2. Consumers are becoming progressively more exposed to the cost of their health care. Employers are hollowing out health plans. High deductible plans are growing fast, now covering 15 million employees and families. Employers are moving to “defined contribution” health benefits: the employee receives a fixed amount of money to pay for health benefits and must cover any shortfall. The popular plans on the exchanges, bronze and silver, cover only 70% and 80% respectively of expected healthcare costs. When consumer have more skin in the game, they behave more like consumers.
3. Retailers are moving up the healthcare pyramid. Walgreens and CVS (2) are aggressively growing their networks of in-store clinics. CVS took the big step last week of removing tobacco products from its stores. Why? Because it’s strategy is to be a healthcare company, not a discount retailer (and selling tobacco is not consistent with healthcare).
Three forces drive the opportunity for retailers. Primary care doctors are in short supply due to decades of neglect and rapid growth in the insured population; drug store clinics staffed by nurse practitioners can help fill the gap. Improved information technology (“the cloud”) makes it possible to deliver healthcare in multiple locations and pull the information together when needed. And a big, growing market attracts the major retailers: as CVS CEO Larry Merlo said at the JP Morgan conference, “We’re going to get a bigger share of a bigger pie.”

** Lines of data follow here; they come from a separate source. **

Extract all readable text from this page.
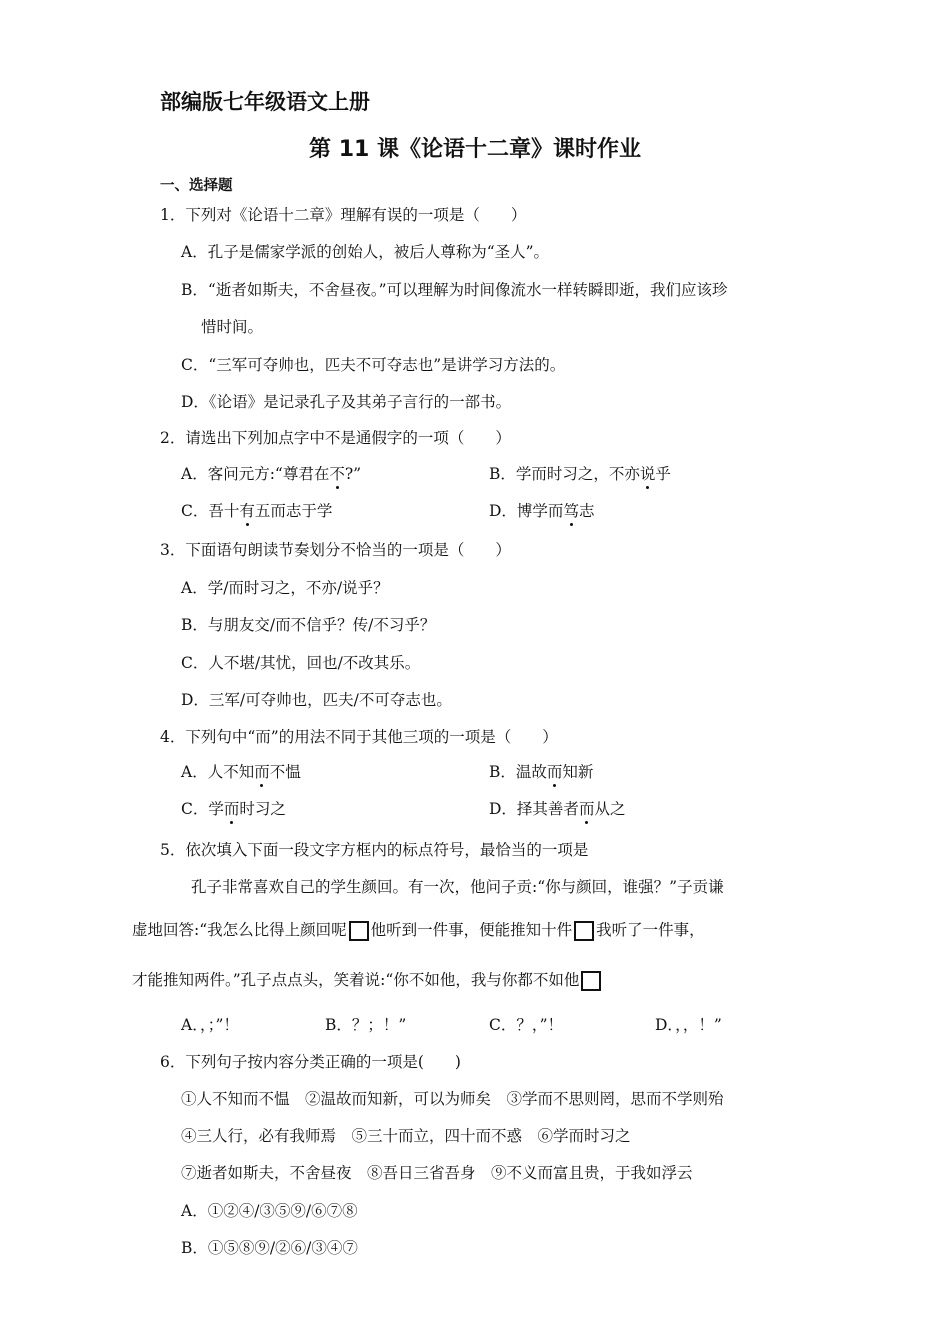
部编版七年级语文上册
第 11 课《论语十二章》课时作业
一、选择题
1．下列对《论语十二章》理解有误的一项是（　　）
A．孔子是儒家学派的创始人，被后人尊称为“圣人”。
B．“逝者如斯夫，不舍昼夜。”可以理解为时间像流水一样转瞬即逝，我们应该珍
惜时间。
C．“三军可夺帅也，匹夫不可夺志也”是讲学习方法的。
D．《论语》是记录孔子及其弟子言行的一部书。
2．请选出下列加点字中不是通假字的一项（　　）
A．客问元方:“尊君在不?”	B．学而时习之，不亦说乎
C．吾十有五而志于学	D．博学而笃志
3．下面语句朗读节奏划分不恰当的一项是（　　）
A．学/而时习之，不亦/说乎？
B．与朋友交/而不信乎？传/不习乎？
C．人不堪/其忧，回也/不改其乐。
D．三军/可夺帅也，匹夫/不可夺志也。
4．下列句中“而”的用法不同于其他三项的一项是（　　）
A．人不知而不愠	B．温故而知新
C．学而时习之	D．择其善者而从之
5．依次填入下面一段文字方框内的标点符号，最恰当的一项是
孔子非常喜欢自己的学生颜回。有一次，他问子贡:“你与颜回，谁强？”子贡谦
虚地回答:“我怎么比得上颜回呢 他听到一件事，便能推知十件 我听了一件事，
才能推知两件。”孔子点点头，笑着说:“你不如他，我与你都不如他
A．，；”！	B．？；！”	C．？，”！	D．，，！”
6．下列句子按内容分类正确的一项是(　　)
①人不知而不愠　②温故而知新，可以为师矣　③学而不思则罔，思而不学则殆
④三人行，必有我师焉　⑤三十而立，四十而不惑　⑥学而时习之
⑦逝者如斯夫，不舍昼夜　⑧吾日三省吾身　⑨不义而富且贵，于我如浮云
A．①②④/③⑤⑨/⑥⑦⑧
B．①⑤⑧⑨/②⑥/③④⑦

4. Government funded healthcare is growing, too, and ironically that also leads to “retailization”. While Medicaid is becoming a top-down managed program that offers clients little choice, Medicare Parts A , B, and D are “retail” in many ways. Consumers can choose almost any provider, and they choose from a vast array of commercial Medicare-supplement and Medicare Part D insurance products. Medicare.gov offers a useful “exchange” web site that helps consumers choose (3). Medicare Part D is a complex on-line shopping experience: dozens of offerings and fairly complex analysis to determine which plan is best on the basis of each individual’s medication needs. Medicare Advantage (Part C) is a managed program once you enroll, but it too has many plan offerings among which consumers have to choose. Anyone who has clicked the button for “more information” on a Medicare web site and given a phone number knows that this is a direct-to-consumer marketing business: the phone calls never stop.

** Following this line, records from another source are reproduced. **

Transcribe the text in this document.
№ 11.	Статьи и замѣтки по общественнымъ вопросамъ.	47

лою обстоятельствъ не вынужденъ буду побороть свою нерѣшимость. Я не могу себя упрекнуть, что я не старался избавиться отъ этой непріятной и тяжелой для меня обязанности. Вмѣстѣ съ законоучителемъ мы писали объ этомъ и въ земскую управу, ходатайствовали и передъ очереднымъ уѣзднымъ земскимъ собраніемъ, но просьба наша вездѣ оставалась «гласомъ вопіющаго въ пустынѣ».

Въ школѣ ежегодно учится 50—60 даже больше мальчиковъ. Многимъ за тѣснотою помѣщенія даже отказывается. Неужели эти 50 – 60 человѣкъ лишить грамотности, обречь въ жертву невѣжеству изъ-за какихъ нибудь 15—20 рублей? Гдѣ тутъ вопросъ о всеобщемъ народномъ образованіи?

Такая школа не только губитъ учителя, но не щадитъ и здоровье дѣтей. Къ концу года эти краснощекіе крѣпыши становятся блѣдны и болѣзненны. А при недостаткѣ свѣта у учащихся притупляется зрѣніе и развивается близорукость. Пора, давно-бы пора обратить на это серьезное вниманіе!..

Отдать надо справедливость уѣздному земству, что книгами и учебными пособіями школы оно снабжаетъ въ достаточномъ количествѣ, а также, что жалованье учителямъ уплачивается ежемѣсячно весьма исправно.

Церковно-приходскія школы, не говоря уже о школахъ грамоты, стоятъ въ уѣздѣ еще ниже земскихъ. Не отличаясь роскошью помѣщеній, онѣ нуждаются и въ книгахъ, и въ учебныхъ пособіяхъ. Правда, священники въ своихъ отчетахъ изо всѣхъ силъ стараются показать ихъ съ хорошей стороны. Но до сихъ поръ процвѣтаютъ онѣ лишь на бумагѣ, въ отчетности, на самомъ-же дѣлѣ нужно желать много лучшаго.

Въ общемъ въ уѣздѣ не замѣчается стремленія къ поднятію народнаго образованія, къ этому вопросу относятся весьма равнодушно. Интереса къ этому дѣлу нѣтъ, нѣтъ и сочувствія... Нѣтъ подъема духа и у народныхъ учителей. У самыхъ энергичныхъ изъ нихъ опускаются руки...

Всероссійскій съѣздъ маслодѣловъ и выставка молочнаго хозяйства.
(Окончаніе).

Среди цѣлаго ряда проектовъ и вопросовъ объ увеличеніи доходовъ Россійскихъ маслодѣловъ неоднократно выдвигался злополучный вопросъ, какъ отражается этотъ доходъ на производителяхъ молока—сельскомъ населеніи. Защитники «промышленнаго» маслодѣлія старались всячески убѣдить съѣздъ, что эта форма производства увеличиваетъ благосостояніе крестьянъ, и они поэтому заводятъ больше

We will all need to become smarter healthcare consumers, and we will need help to do that: information, shopping tools, ways to track health care spending (a healthcare equivalent to Quicken/Mint?), tools to monitor our health status and communicate with our providers. Employers need tools to enable “retailization” of health care: platforms for private health exchanges, platforms for employer-sponsored healthcare savings accounts, cloud services to link these platforms and integrate the data, etc. This creates many opportunities for big and small companies alike. And just about everyone in the healthcare ecosystem needs to consider how this shift in buying behavior, distribution channels, and value added structure will affect them.
So we’re entering into a new era of retail healthcare. Drug chains are embracing this market, and insurers are charging in too (the silver lining for them is much higher value added per customer versus self-insured corporate plans). It can’t be long before Walmart rolls out a retail health plan. But I’m not ready for that.
- The “Patient Protection and Affordable Care Act” of 2010, often called the ACA or “ObamaCare”.
- CVS Caremark Corporation.
- Ironically, before the October 2013 federal exchange debacle, the CMS division of the Department of Health and Human services built complex shopping web sites for Medicare supplemental insurance and Medicare Part D (prescription drug) insurance that have operated quite successfully.